Issue with normal maps

I have a high-poly mesh (made with photogrammetry) which I’m trying to create a low-poly version of. The process I’m going through includes:

  • Create normal map and diffuse texture from high-poly version

  • Use an external software to re-topologise and create a low-poly mesh of the model

  • wrap low-poly mesh in normal map and diffuse texture from high-poly model

The issue I’m having is:

I’m not sure I’m doing this correctly, as when I look at the low-poly model (with normal map applied) it looks ‘blocky’ (see image)

Furthermore, I’m not sure if what I’m seeing (in the attachment) is actually the normal map. It appears grey, rather than the purple colour of the normal map texture.

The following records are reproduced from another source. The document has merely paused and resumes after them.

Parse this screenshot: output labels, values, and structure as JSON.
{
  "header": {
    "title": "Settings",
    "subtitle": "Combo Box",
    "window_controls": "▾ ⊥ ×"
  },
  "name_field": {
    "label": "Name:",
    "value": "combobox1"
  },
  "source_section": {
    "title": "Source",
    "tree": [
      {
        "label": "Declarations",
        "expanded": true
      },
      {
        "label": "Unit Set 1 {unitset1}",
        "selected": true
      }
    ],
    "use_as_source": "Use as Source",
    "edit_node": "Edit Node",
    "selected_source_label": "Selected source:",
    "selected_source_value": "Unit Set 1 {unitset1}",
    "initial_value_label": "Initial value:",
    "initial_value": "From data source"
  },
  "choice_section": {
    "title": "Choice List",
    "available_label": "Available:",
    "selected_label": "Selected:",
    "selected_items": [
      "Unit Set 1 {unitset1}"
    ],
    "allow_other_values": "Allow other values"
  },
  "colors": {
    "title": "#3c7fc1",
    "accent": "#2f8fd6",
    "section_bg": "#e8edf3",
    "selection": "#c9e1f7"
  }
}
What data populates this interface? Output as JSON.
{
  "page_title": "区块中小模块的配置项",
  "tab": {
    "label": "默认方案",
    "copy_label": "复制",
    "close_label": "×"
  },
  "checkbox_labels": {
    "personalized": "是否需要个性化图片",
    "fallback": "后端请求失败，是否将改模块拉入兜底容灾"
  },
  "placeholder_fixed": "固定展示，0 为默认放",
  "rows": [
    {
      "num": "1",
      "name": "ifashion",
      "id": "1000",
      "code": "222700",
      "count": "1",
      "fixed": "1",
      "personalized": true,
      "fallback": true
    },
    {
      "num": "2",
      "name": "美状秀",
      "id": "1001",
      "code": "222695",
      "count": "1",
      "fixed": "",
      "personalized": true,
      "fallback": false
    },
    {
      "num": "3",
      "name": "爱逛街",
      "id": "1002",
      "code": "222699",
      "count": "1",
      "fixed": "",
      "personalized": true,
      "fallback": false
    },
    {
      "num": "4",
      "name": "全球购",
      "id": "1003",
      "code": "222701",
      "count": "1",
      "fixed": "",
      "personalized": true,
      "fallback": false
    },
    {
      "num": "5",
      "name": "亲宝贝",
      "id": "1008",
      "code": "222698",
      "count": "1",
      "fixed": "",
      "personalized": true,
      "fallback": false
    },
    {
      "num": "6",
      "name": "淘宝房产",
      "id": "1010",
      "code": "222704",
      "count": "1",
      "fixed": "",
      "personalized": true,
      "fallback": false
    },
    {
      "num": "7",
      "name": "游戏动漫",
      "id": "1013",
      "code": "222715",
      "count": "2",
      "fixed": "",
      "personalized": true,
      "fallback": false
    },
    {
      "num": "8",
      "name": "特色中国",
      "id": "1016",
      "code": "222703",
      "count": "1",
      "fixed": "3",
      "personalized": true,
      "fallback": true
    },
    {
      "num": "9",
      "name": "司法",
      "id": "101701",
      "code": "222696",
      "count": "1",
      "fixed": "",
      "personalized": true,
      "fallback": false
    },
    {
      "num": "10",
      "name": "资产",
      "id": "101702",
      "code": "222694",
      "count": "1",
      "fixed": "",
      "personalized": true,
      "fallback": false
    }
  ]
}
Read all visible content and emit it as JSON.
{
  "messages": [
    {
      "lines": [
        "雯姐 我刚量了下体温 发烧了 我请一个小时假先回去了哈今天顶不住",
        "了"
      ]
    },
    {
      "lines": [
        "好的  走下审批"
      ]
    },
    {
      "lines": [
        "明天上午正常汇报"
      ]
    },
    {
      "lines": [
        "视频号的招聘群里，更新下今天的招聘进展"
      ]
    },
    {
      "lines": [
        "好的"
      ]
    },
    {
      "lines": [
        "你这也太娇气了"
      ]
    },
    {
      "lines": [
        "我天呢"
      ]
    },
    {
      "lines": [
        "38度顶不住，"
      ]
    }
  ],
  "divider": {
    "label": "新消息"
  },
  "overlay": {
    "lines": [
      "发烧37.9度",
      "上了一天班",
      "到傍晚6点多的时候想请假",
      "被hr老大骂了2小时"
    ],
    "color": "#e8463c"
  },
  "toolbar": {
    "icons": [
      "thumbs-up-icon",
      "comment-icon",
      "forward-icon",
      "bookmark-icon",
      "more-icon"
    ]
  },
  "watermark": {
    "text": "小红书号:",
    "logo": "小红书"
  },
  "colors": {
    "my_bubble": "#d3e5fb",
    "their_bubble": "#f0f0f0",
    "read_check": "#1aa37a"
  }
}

I’m new to Blender so apologies if this question is basic. Any ideas welcome!


The blocky part of your screenshot is just the result of the retopo. Normal maps are part of the material, and you should be on ‘Material’ or ‘Rendered’ shading mode to see them. Right now it’s in ‘Solid’ shading wich only lets you see the geometry.
Also, a more typical way of doing this is to retopo first and do the textures on purpose for the retopo mesh (by baking from highpoly to lowpoly)

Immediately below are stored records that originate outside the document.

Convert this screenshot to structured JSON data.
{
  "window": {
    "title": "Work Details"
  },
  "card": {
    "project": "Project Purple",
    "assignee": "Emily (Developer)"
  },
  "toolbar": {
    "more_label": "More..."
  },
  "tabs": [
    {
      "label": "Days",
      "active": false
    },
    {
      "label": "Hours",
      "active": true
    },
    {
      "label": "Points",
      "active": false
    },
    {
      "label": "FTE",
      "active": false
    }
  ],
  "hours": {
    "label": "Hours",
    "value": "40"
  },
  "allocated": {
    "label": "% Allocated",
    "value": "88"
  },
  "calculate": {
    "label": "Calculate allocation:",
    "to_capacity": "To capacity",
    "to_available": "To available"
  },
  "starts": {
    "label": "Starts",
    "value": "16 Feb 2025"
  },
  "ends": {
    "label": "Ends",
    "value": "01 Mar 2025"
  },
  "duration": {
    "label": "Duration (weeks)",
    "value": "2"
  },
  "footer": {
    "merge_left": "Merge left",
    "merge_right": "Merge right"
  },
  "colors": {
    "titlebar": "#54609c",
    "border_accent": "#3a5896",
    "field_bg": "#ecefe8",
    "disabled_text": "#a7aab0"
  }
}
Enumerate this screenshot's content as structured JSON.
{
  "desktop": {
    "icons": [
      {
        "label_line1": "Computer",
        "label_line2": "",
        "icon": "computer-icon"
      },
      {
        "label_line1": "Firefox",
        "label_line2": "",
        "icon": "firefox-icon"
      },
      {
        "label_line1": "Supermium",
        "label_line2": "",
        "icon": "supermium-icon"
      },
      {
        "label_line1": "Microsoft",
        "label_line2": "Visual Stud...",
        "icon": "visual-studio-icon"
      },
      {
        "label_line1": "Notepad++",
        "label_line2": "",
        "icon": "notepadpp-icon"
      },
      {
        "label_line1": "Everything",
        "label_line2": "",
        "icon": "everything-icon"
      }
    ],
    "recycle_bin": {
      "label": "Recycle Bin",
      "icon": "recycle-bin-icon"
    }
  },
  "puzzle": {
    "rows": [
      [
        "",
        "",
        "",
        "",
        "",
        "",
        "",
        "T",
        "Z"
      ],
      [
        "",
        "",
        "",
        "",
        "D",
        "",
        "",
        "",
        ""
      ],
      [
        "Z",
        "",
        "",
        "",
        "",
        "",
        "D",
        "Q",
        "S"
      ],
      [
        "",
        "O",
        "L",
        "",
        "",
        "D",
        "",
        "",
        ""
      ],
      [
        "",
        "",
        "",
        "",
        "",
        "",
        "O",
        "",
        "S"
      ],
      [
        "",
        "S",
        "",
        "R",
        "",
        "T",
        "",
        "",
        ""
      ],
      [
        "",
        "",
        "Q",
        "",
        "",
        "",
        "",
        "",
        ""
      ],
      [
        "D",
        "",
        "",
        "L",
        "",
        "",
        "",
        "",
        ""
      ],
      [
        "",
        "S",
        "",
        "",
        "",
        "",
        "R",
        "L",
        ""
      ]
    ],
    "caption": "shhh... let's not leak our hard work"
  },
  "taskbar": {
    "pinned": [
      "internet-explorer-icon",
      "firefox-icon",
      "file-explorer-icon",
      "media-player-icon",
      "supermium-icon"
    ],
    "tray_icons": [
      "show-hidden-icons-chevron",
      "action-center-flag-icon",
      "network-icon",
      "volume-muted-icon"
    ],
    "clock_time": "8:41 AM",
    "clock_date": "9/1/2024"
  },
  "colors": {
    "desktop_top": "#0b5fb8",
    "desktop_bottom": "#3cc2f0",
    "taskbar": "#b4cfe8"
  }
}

Yes, the usual way is to bake the high poly to the low poly. The normal map is a difference of the two surfaces, or in other words, how the low poly surface needs to change its appearance for it to look like the high poly. If you expect smooth results, both should be using smooth shading when baking. Button for smooth shading can be found on the tool shelf.

You have an object (object mode) that consists of object data (mesh, edit mode). Materials are assigned to the geometry. Materials have properties, in this case diffuse, specular, etc. because you’re using Blender Render. Those properties can be influenced with material assigned textures. When you have an image that is created for influencing a specific material property, it’s called a texture map. Commonly the map name tells you which property it is. For example diffuse map, specular map, alpha map, and others, including normal map.

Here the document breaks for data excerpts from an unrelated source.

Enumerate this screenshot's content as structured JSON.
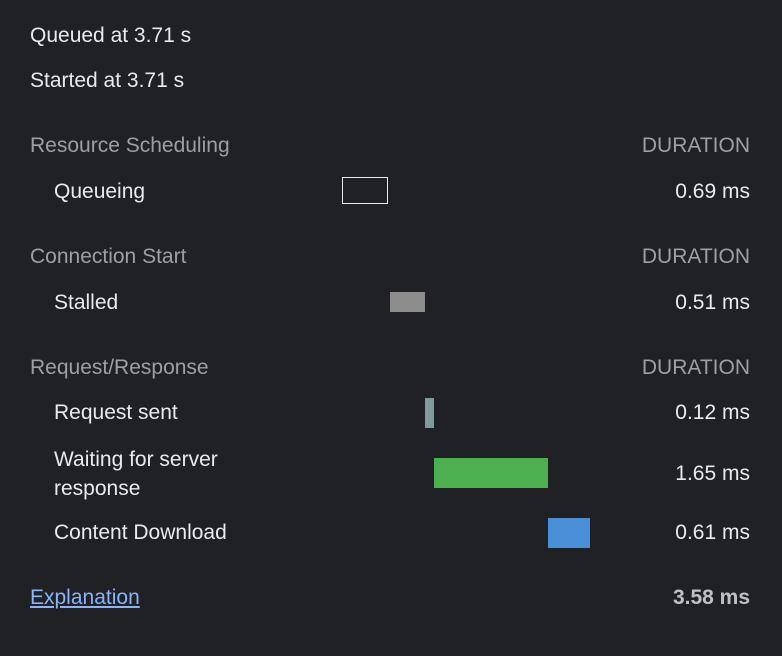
{
  "queued": "Queued at 3.71 s",
  "started": "Started at 3.71 s",
  "sections": [
    {
      "title": "Resource Scheduling",
      "duration_header": "DURATION",
      "rows": [
        {
          "label": "Queueing",
          "value": "0.69 ms",
          "bar_style": "outline",
          "bar_color": "#e8eaed"
        }
      ]
    },
    {
      "title": "Connection Start",
      "duration_header": "DURATION",
      "rows": [
        {
          "label": "Stalled",
          "value": "0.51 ms",
          "bar_style": "fill",
          "bar_color": "#8c8c8c"
        }
      ]
    },
    {
      "title": "Request/Response",
      "duration_header": "DURATION",
      "rows": [
        {
          "label": "Request sent",
          "value": "0.12 ms",
          "bar_style": "fill",
          "bar_color": "#7f9a9a"
        },
        {
          "label": "Waiting for server response",
          "value": "1.65 ms",
          "bar_style": "fill",
          "bar_color": "#4caf50"
        },
        {
          "label": "Content Download",
          "value": "0.61 ms",
          "bar_style": "fill",
          "bar_color": "#4a90d9"
        }
      ]
    }
  ],
  "explanation_link": "Explanation",
  "total": "3.58 ms"
}
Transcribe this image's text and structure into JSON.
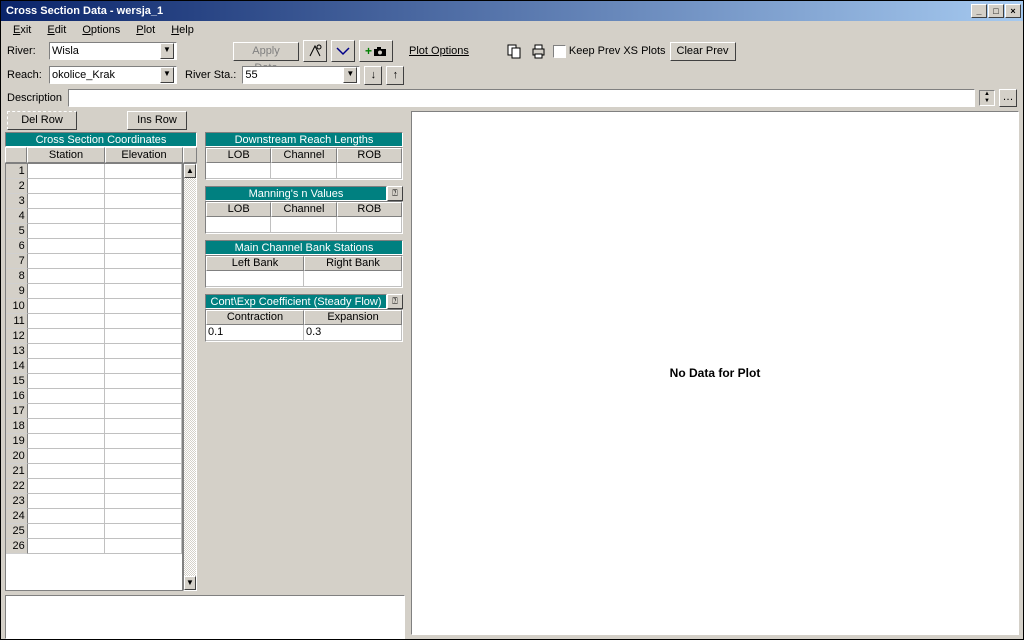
{
  "window": {
    "title": "Cross Section Data - wersja_1"
  },
  "menu": {
    "exit": "Exit",
    "edit": "Edit",
    "options": "Options",
    "plot": "Plot",
    "help": "Help"
  },
  "top": {
    "river_label": "River:",
    "river_value": "Wisla",
    "reach_label": "Reach:",
    "reach_value": "okolice_Krak",
    "riversta_label": "River Sta.:",
    "riversta_value": "55",
    "apply_data": "Apply Data",
    "plot_options": "Plot Options",
    "keep_prev": "Keep Prev XS Plots",
    "clear_prev": "Clear Prev"
  },
  "desc": {
    "label": "Description"
  },
  "rowbtns": {
    "del": "Del Row",
    "ins": "Ins Row"
  },
  "grid": {
    "title": "Cross Section Coordinates",
    "col1": "Station",
    "col2": "Elevation",
    "rows": 26
  },
  "boxes": {
    "downstream": {
      "title": "Downstream Reach Lengths",
      "h1": "LOB",
      "h2": "Channel",
      "h3": "ROB"
    },
    "mannings": {
      "title": "Manning's n Values",
      "h1": "LOB",
      "h2": "Channel",
      "h3": "ROB"
    },
    "banks": {
      "title": "Main Channel Bank Stations",
      "h1": "Left Bank",
      "h2": "Right Bank"
    },
    "contexp": {
      "title": "Cont\\Exp Coefficient (Steady Flow)",
      "h1": "Contraction",
      "h2": "Expansion",
      "v1": "0.1",
      "v2": "0.3"
    }
  },
  "plot": {
    "no_data": "No Data for Plot"
  }
}
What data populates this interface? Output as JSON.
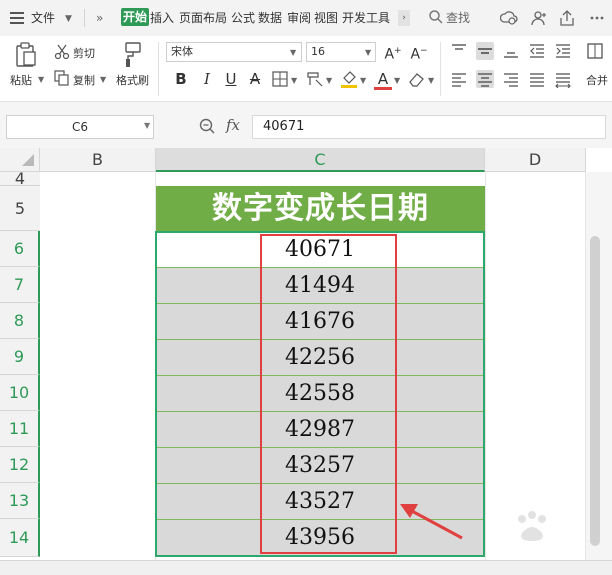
{
  "menubar": {
    "file": "文件",
    "tabs": [
      "开始",
      "插入",
      "页面布局",
      "公式",
      "数据",
      "审阅",
      "视图",
      "开发工具"
    ],
    "search": "查找"
  },
  "ribbon": {
    "paste": "粘贴",
    "cut": "剪切",
    "copy": "复制",
    "format_painter": "格式刷",
    "font_name": "宋体",
    "font_size": "16",
    "merge": "合并"
  },
  "formula_bar": {
    "cell_ref": "C6",
    "fx": "fx",
    "value": "40671"
  },
  "grid": {
    "columns": [
      "B",
      "C",
      "D"
    ],
    "rows": [
      "4",
      "5",
      "6",
      "7",
      "8",
      "9",
      "10",
      "11",
      "12",
      "13",
      "14"
    ],
    "title": "数字变成长日期",
    "values": [
      "40671",
      "41494",
      "41676",
      "42256",
      "42558",
      "42987",
      "43257",
      "43527",
      "43956"
    ]
  },
  "colors": {
    "accent": "#2f9a57",
    "title_bg": "#70ad47",
    "cell_bg": "#d9d9d9",
    "highlight": "#e0403f"
  }
}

UV map is the coordinates which textures can use to get the placement on the mesh itself. Those coordinates go hand in hand with the mesh, they’re part of object data.

Object and object data have corresponding properties in the properties editor, #5 and #8 http://getblended.org/screens/propertiesbuttons.jpg

The material you’re using needs to be assigned to the mesh faces in edit mode. First material goes on everything automatically, next ones you add need to be assigned manually. One material typically has more than one material assigned texture, so if you’re making a bumpy white material with a blue cross on it, you could add a diffuse texture map with blue cross on it to control the diffuse color, and second to make the surface appear bumpy, controlling the normals. The texture also needs to be set as normal map in texture properties -> image sampling, otherwise it interprets the image as a bump map when set to influence normals.

Multiple materials: http://getblended.org/screens/multiplematerials.jpeg
Material assigned texture: http://getblended.org/screens/materialuvtex.jpg but you can ignore the shown viewport shading settings. Use material viewport shading instead which shows material assigned image textures and shading, so you also need light in there
Normal map setup: http://getblended.org/screens/binormalmap.jpg

Thank you for your feedback. I was baking high to low-poly but as JA12 mentioned, both models (high and low) need to be smooth.

I eventually found that the software I was using for retopology was creating ‘sharp edges’. Selecting the retopologised model and clearing sharp edges got rid of the ‘blocky’ problem and left me with a smooth mesh.